Ich stellte mir das anfangs ganz entspannt vor. Ich wollte nur jeden zweiten oder dritten Tag zu meinem Pferd fahren, was auch meiner Beziehung zu meinem damaligen Lebensgefährten mal ganz gut getan hätte. Luzie wurde ja mit einem Jahr noch nicht gearbeitet. Sie stand dort im Offenstall und konnte sich den ganzen Tag bewegen.
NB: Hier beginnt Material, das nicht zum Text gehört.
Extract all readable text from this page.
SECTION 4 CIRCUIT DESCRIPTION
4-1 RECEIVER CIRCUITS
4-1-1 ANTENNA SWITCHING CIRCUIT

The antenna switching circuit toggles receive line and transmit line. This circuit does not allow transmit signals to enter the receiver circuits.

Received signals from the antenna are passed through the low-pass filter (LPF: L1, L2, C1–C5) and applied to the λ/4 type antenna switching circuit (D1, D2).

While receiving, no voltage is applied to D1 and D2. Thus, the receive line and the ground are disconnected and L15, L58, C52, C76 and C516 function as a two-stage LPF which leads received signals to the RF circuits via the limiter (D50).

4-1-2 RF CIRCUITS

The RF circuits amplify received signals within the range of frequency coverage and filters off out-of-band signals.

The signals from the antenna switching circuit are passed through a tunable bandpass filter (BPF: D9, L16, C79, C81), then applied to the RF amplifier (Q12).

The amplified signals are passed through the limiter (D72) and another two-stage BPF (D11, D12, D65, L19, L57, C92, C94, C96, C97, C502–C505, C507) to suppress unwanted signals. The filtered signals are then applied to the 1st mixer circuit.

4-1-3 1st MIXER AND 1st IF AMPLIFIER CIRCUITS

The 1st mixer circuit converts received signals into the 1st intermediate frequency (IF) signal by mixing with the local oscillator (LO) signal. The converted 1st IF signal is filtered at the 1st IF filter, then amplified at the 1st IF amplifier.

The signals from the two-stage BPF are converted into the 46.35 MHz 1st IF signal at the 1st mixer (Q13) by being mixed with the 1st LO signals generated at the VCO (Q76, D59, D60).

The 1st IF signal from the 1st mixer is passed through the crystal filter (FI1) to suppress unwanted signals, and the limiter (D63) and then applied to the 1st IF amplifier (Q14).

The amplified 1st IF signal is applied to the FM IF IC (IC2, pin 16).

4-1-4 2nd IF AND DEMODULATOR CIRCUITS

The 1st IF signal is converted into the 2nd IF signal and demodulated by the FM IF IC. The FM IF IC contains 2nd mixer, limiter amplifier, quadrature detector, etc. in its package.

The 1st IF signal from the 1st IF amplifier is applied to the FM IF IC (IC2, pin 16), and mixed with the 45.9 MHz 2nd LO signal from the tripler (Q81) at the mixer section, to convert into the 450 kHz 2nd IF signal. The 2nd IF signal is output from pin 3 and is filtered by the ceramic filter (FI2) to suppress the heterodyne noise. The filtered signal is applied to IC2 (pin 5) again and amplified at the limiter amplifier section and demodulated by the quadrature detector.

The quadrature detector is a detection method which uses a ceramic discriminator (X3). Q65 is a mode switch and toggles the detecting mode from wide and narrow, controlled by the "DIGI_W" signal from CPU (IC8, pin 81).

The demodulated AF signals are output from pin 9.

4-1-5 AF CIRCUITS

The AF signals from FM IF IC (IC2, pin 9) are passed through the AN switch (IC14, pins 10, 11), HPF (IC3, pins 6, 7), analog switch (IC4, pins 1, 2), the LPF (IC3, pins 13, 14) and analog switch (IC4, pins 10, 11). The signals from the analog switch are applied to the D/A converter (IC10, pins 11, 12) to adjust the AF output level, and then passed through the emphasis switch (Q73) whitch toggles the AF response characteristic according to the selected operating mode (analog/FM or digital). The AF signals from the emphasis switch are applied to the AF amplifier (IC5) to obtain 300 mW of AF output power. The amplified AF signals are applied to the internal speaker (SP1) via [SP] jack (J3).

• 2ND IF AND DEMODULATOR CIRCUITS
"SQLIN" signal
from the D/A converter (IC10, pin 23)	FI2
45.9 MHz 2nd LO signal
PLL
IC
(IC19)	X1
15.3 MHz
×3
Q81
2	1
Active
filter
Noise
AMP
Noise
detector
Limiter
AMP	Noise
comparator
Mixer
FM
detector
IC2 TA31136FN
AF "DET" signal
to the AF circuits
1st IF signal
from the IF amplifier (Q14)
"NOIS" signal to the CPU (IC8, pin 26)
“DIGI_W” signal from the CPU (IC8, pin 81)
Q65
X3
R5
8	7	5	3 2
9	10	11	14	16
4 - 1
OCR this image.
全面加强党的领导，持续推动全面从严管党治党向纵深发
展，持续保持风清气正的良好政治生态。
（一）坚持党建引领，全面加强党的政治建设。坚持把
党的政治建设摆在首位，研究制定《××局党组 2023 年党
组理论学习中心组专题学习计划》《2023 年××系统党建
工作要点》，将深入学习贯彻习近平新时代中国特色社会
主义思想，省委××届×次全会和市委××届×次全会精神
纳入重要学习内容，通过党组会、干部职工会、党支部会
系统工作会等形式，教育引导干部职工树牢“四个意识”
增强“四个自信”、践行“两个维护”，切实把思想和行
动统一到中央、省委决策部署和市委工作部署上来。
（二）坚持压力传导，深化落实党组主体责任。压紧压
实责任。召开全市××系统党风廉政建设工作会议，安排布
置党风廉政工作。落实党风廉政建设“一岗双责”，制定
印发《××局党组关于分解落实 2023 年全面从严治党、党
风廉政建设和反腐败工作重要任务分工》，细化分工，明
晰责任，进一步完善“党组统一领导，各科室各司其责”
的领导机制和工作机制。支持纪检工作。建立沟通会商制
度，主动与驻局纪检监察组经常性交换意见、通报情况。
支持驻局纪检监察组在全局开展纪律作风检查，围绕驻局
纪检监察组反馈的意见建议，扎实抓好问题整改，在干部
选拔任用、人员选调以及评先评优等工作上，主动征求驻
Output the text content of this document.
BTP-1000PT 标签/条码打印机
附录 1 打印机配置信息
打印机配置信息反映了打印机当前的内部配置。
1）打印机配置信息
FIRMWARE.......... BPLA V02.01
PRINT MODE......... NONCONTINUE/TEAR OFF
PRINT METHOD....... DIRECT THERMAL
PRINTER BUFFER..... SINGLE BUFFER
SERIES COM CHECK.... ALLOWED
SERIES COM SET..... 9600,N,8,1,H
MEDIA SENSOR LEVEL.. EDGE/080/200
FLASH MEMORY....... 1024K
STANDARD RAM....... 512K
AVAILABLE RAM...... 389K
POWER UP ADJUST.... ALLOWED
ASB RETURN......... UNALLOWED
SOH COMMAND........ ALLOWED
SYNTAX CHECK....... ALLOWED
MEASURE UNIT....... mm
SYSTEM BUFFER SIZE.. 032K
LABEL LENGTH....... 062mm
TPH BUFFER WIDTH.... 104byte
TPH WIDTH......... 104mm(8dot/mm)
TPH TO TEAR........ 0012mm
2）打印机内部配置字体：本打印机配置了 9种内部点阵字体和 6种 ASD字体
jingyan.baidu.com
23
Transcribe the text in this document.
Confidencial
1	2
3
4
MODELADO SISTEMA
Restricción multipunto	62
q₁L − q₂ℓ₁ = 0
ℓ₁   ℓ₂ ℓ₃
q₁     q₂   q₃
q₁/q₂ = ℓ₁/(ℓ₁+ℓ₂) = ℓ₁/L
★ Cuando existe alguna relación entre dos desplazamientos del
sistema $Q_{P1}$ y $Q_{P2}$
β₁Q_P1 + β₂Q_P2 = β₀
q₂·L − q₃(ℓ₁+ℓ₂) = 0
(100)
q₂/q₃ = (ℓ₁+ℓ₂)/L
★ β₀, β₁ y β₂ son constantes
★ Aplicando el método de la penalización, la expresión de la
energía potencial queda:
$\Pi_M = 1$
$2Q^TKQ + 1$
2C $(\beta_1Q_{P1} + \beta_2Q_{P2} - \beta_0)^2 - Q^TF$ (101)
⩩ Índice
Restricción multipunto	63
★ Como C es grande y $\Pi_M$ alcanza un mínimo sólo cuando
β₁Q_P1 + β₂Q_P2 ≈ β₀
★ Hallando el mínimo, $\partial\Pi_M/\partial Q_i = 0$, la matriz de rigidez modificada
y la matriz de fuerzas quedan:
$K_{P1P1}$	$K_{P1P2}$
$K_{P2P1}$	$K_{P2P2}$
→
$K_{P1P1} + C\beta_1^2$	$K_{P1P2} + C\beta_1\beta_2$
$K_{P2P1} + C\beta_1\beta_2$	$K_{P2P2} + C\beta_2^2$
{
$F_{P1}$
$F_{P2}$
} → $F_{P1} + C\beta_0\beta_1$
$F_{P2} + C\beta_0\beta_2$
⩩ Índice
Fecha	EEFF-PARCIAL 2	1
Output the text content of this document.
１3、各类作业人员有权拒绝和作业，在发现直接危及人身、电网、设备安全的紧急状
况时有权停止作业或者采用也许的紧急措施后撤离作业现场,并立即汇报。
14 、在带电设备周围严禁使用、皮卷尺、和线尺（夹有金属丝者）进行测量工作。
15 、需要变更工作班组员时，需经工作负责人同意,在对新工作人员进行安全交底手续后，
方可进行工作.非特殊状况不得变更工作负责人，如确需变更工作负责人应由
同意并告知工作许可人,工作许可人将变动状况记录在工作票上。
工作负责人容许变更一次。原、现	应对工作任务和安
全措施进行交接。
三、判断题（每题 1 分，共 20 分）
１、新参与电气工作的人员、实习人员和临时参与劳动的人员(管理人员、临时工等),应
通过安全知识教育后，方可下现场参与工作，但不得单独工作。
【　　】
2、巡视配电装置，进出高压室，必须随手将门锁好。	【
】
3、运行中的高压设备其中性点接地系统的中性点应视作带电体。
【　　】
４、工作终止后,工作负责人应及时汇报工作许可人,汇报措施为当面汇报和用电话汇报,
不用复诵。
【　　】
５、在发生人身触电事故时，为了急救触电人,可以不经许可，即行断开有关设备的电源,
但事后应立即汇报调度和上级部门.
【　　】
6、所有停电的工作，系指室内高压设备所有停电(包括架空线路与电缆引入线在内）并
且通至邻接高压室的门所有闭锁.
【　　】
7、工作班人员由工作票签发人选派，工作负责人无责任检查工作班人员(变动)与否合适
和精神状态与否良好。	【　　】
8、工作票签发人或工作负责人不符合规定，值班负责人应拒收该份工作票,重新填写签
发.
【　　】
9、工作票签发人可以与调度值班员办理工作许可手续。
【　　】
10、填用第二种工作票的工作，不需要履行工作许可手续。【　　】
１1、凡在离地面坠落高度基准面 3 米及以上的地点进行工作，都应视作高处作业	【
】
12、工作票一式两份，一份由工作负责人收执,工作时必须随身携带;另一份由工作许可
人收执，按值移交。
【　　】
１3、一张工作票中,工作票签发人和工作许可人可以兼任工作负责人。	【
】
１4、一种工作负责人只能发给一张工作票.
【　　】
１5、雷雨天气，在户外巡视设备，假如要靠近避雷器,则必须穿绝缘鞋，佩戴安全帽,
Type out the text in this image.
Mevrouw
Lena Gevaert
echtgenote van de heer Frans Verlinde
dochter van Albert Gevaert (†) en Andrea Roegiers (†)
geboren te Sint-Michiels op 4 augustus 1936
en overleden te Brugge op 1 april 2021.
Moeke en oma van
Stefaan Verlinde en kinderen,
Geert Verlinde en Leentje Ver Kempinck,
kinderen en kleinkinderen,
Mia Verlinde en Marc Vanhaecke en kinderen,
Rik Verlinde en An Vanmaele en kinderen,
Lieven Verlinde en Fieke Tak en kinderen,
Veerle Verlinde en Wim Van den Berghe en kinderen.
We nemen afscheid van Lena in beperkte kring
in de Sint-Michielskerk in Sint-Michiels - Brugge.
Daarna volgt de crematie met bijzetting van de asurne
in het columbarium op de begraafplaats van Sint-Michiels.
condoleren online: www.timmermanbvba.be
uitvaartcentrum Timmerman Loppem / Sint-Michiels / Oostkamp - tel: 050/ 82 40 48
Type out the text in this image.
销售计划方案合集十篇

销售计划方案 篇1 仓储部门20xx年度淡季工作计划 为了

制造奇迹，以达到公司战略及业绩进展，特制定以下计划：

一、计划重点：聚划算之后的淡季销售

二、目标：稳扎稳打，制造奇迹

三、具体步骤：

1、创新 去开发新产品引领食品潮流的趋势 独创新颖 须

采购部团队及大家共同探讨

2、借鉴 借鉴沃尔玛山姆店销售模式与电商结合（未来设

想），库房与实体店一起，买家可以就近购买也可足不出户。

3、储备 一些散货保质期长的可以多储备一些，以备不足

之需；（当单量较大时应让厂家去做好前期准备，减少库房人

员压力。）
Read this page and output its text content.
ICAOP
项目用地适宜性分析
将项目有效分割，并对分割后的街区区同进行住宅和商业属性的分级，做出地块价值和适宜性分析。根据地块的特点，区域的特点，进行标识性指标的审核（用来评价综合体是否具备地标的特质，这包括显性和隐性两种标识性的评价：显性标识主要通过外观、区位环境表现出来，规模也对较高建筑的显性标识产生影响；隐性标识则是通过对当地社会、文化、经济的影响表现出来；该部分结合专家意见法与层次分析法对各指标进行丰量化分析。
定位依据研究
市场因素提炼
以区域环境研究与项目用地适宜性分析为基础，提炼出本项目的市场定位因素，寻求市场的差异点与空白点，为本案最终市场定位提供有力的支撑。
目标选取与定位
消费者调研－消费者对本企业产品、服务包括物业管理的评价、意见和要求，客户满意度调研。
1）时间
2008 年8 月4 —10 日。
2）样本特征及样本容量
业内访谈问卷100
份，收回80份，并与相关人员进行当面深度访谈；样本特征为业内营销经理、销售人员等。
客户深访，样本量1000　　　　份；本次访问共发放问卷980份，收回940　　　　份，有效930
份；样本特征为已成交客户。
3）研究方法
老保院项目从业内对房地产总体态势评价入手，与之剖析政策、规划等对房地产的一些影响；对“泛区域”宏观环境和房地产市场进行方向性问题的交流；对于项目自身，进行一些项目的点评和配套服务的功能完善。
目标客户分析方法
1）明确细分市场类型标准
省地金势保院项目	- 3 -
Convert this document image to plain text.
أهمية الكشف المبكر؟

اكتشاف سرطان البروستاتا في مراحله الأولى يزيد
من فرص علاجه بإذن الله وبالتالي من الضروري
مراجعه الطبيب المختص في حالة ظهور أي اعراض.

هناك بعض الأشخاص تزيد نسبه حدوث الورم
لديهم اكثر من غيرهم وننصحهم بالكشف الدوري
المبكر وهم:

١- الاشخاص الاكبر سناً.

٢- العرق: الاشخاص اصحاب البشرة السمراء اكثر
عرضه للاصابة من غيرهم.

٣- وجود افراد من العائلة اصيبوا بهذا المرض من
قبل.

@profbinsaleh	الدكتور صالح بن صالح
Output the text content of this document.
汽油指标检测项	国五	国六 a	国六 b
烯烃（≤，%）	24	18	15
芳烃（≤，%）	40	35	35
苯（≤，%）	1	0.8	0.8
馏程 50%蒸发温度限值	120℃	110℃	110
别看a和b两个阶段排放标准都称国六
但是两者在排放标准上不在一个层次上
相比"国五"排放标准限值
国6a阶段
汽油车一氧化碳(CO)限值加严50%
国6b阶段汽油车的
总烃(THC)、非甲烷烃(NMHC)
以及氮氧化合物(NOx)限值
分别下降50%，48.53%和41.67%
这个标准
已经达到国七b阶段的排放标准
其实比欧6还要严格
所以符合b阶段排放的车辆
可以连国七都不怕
Ich wollte also nur noch dorthin, um sie ein wenig zu betüddeln und mich ein wenig an der Stallarbeit zu beteiligen.

Aber Luzie machte mir einen Strich durch die Rechnung. Mal hatte sie ein Hufgeschwür, was täglich behandelt werden mußte, oder sich am Auge verletzt, was beobachtet und gesalbt werden mußte, eine Erkältung, die gepflegt werden wollte und dann folgte eine Trittverletzung, die sich, weil ich tatsächlich mal zwei Tage nicht kommen konnte, so sehr entzündet hatte, daß ich fortan sechs Wochen lang täglich einen Sauerkrautverband auswechseln durfte. Die Narbe sieht man heute noch auf einem der Röhrbeine.

Dann kam dazu, daß die Stallbetreiber öfter mal wegfuhren und ich mich anbot, die Stallarbeit zu übernehmen. Es wurden auch immer mehr Pferde und immer mehr Arbeit. Acht Pferde privat zu halten und dabei täglich zweimal abzuäppeln, täglich die Boxen für die Nacht zu misten und die Wiese abzusammeln braucht ganz schön viel Zeit. Dazu kam das Füttern, Mist wegbringen, Heuernte und und und. Auch wenn ich nur half und das gerne tat, es war und blieb viel Arbeit.

Außerdem spitzte sich Luzies Durchfall zu, den sie eigentlich schon von Anfang an hatte. Sie litt unter Kotwasser und die Haufen rochen ekelhaft.

Eine Freundin der Familie, die Luzie unterstellte, hatte eine Heilpraktikerpraxis und beschäftigte sich sehr intensiv mit Bioresonanztherapie. Sie bot mir an, Luzie zu behandeln und ich sagte zu. Nun wurde die Kleine regelmäßig mit Wellen beschossen und bekam homöopathische Medikamente. Ich kann nicht sagen, was von alle dem, was wir probiert haben, geholfen hat, ich weiß nur, daß sie heute beschwerdefrei ist. Und ich bin Gisela, Lehnchens Züchterin, sehr dankbar, daß sie sich so intensiv mit diesem Problem auseinandergesetzt hat. Einmal hat sie sogar für mich beim Tierarzt der Firma Pfitzer angerufen und sich beraten lassen, wie ich dieses Pferd am besten entwurmen sollte. Das hat uns damals einen großen Schritt weitergebracht.



Der Winter kam und ich stellte fest, daß Luzie und ich nicht besonders offenstalltauglich waren. Sie verzog sich gerne nach drinnen und hatte immer eine Abseitsstellung in der Herde. Ich war die ganze viele Arbeit und die Fahrerei satt und ich glaube, auch Gisela hatte die Nase voll von meinem Pferd, auch wenn sie nie etwas sagte. Wenn sie vorher gewußt hätte, wieviel Arbeit die Kleine machte, hätte sie sie wohl gar nicht erst mitgenommen.